Let’s grow the economy by 5%, instead of the anemic 2% currently envisioned. Such a national economic growth target will set our sights on a positive future. And inspire the actions needed to reach it. By the way, 5% growth is not some pie-in-the-sky number. We’ve done it before. And with the right policies, we can do it again.
Between 1983 and 1987, the Reagan recovery grew at 4.9%. Between 1996 and 1999, under President Bill Clinton and a Republican Congress the economy grew at more than 4.7%. In each case millions of new jobs were created, incomes rose and unemployment fell to historic lows. The same can happen again.
In the aftermath of the Great Recession, it wouldn’t be surprising to see a couple years of strong growth at some point. Let’s hope it’s soon.
But could we have remarkably strong growth for a full decade, as Pawlenty hopes? His two examples don’t inspire confidence. In each case, strong growth ended in four years or less.
So when was the last time the United States grew at 5% for a full decade?
Mid-1958 through Mid-1968. Over that span, U.S. growth averaged exactly 5.0% per year.
But that’s the only instance since World War II. Economic growth was lower than 5%, usually much lower, in every other decade since 1947:
Growth hasn’t reached even 4% over any decade since the late 60s and early 70s.

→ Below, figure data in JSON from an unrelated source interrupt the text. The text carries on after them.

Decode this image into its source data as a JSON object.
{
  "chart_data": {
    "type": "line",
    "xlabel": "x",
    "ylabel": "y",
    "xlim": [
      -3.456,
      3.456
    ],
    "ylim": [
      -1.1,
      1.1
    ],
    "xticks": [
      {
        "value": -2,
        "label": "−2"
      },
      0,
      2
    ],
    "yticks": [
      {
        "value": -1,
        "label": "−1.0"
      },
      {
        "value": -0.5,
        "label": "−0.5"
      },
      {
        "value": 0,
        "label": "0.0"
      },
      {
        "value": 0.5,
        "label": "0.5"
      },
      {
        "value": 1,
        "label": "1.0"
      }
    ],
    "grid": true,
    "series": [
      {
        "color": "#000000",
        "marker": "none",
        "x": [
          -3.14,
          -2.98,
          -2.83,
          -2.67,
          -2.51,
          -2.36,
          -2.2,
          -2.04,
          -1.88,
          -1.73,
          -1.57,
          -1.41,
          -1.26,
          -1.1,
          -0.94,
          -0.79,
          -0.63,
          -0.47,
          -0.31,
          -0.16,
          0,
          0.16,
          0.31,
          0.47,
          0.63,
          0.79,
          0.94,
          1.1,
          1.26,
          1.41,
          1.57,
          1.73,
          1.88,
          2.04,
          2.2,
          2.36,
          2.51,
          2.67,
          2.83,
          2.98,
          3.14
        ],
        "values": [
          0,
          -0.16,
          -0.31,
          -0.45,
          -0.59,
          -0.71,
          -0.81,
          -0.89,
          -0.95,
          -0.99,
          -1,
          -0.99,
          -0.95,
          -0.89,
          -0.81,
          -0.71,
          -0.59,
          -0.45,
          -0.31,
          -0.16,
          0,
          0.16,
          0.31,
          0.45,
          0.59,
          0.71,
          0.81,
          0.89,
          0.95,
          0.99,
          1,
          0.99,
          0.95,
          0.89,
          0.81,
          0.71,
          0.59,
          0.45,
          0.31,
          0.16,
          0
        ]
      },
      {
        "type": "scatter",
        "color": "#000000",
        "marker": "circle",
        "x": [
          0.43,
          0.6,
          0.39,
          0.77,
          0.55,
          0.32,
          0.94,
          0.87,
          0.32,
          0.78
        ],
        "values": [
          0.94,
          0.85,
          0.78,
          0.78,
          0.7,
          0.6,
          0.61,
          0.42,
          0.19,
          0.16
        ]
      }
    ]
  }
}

Getting up to 5% over the next decade thus seems not merely ambitious, but almost unthinkable.
Of course, a few years back many would have said the same thing about getting the U.S. growth rate down to 2%. Until the Great Recession, there was only one ten-year stretch in the post-war period, ending in early 1983, in which growth averaged as low as 2%.
Sadly, we’ve broken that record handily. Over the past ten years, growth has averaged a meager 1.8%.
So maybe T-Paw’s right, and the economy can break out to the upside just as we’ve done to the down.
But I wouldn’t bet on it, regardless of who is president.
P.S. The quarterly data I use here are available since 1947. Annual data go back to 1929. Perhaps not surprisingly, every ten-year period ending in 1941 through 1951 had an average growth rate of 5% or more, thanks to World War II and the rebound from the Great Depression.